Il s’interrompit, comme s’il eût été accablé par le sentiment de ses torts ; il semblait près de fondre en larmes.

— Il n’est jamais trop tard pour se repentir, mon fils, murmura Mme  Fauvel, pour racheter ses torts.

— Ah ! si je pouvais !… s’écria Raoul ; mais non !… il n’est plus temps. Sais-je d’ailleurs ce que dureraient mes bonnes résolutions ! Ce n’est pas d’aujourd’hui que je me condamne sans pitié. Saisi de remords à chaque faute nouvelle, je me jurais de reconquérir ma propre estime. Hélas ! à quoi ont-ils abouti, mes repentirs périodiques ? À la première occasion, j’oubliais mes hontes et mes serments. Tu me crois un homme, je ne suis qu’un pauvre enfant sans consistance. Je suis faible et lâche, et tu n’es pas assez forte pour dominer ma faiblesse, pour diriger ma volonté vacillante. J’ai les meilleures intentions du monde et mes actes sont ceux d’un scélérat. Entre ma position et mes désirs, la disproportion est trop grande pour que je puisse me résigner. Qui sait d’ailleurs où me conduirait mon déplorable caractère.

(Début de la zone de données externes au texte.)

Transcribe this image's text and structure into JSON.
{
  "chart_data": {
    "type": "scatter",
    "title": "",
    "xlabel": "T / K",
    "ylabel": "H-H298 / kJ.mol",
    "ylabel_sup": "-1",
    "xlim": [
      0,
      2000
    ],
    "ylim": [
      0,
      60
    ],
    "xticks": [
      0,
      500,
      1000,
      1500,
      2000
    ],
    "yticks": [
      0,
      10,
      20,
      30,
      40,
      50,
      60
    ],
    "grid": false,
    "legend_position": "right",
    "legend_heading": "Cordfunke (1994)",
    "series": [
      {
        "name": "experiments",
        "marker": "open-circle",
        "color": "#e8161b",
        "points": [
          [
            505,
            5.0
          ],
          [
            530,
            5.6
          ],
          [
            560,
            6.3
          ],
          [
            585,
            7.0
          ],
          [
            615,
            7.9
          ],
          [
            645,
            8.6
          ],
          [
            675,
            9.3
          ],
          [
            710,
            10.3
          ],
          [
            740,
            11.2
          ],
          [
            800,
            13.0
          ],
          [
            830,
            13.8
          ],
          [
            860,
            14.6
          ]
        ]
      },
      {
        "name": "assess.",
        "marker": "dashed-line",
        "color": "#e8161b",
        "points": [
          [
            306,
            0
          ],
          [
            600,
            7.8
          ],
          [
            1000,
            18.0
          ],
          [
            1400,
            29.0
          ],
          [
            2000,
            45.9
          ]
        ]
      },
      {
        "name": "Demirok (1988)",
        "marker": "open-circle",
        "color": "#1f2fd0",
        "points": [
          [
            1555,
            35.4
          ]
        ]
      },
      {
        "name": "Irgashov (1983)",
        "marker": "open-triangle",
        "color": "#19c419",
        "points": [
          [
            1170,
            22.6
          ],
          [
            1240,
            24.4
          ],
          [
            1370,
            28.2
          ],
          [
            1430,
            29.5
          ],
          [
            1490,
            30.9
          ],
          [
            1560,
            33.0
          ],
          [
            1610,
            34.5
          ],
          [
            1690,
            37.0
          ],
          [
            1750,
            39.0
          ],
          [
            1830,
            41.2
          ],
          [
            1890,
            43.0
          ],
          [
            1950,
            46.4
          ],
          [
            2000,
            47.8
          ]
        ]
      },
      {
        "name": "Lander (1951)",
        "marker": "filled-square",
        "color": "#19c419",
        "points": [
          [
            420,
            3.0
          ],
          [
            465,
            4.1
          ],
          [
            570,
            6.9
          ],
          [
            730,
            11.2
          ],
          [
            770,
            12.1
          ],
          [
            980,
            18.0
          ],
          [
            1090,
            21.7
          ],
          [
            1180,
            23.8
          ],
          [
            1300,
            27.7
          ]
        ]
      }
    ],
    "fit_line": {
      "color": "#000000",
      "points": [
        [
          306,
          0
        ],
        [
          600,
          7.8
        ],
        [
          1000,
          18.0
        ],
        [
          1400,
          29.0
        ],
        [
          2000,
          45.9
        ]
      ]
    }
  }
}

Il eut un geste d’affreuse insouciance et ajouta :

— Mais je saurai me faire justice !…

Mme  Fauvel était bien trop cruellement agitée pour suivre les habiles transitions de Raoul.

— Parle ! s’écria-t-elle, explique-toi, ne suis-je pas ta mère ? Tu me dois la vérité, je puis tout entendre.

Il parut hésiter, comme s’il eût été épouvanté du coup terrible qu’il allait porter à sa mère. Enfin d’une voix sourde il répondit :

— Je suis perdu !

— Perdu !…

— Oui, et je n’ai plus rien à attendre ni à espérer. Je suis déshonoré, et par ma faute, par ma très-grande faute.